Ich antwortete mit kühnem Stolz: Ein Grieche!
Der Alte stutzte. Woher kommst Du?
Von den Ruinen meiner Väter!
Was suchst Du hier?
Einen Spartaner!
Wo bist du geboren?
Zu Sparta!
Das Antlitz des Greises verklärte sich wie die grauen Bergesscheitel, wann die Wolken über sie hinwegwandeln und die Sonne sie heiter beleuchtet.
Dann sagt' er: Und wenn Du einen Spartaner findest, Jüngling mit dem Feuerauge?

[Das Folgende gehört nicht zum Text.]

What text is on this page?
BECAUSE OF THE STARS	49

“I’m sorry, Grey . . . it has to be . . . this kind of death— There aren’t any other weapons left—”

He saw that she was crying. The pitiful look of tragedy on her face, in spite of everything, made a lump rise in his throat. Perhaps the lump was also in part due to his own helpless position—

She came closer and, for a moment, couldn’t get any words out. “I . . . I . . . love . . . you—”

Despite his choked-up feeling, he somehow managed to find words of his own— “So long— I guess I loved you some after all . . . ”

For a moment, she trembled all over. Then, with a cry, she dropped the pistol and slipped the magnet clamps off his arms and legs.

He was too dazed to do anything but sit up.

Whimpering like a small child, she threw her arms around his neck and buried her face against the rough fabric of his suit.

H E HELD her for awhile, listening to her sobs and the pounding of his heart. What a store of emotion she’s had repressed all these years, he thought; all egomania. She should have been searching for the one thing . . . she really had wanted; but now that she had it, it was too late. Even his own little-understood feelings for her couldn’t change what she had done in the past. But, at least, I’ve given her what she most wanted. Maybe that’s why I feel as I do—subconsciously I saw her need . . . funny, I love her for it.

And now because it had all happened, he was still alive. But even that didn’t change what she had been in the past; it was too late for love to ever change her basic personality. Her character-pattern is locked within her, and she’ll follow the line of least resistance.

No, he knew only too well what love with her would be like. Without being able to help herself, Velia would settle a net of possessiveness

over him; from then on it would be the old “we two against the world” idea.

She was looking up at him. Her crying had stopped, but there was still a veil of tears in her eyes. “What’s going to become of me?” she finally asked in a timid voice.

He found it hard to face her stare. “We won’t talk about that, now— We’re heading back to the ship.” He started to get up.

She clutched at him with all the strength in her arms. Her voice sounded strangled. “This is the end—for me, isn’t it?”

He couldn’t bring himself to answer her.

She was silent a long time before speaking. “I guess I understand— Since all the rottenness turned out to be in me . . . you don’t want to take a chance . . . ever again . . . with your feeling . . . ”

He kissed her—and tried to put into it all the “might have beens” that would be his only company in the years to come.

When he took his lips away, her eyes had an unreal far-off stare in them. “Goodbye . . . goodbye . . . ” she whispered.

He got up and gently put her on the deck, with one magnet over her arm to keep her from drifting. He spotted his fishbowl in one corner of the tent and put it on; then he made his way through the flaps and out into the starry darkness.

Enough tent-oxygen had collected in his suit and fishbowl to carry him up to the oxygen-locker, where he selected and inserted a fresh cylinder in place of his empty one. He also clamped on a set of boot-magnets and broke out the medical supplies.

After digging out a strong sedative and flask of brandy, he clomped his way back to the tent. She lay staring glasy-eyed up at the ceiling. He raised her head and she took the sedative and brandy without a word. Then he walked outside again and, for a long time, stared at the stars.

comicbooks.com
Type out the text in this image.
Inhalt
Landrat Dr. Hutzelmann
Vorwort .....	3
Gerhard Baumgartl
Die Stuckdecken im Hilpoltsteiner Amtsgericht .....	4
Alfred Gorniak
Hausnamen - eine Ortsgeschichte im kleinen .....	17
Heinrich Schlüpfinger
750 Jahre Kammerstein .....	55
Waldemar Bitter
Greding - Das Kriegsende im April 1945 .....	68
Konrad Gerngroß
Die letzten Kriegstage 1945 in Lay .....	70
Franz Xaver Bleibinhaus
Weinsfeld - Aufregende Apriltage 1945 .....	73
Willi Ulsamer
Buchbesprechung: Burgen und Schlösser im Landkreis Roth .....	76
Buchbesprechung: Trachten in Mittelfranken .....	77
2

O, dann will ich an die Brust ihn pressen und den Bruderkuß ihm auf die Lippen drücken und mit ihm beweinen mein Vaterland!
Das Antlitz des Alten trübte sich. Er sagte: Beweinen nur?
Nein! rief ich mit Leidenschaft. Leben und kämpfen für mein Vaterland, daß es emporsteigt aus den Trümmern wie die Morgensonne und noch einmal wie sie die Riesenbahn durchwandelt! Aber ach, ich werde keinen finden. Die Spartaner liegen im Grabe.
Jüngling, Du hast einen gefunden, rief der Greis mit Entzücken und sprang empor und schloß mich in die Arme.
Ehrwürdiger Vater, erwidert' ich, aus seinen Armen mich befreiend, Deine Haare sind grau. Bald wirst Du ins Grab steigen wie Deine Väter. Es braucht Jugend und Kraft, die Ketten zu lösen von unsern Brüdern.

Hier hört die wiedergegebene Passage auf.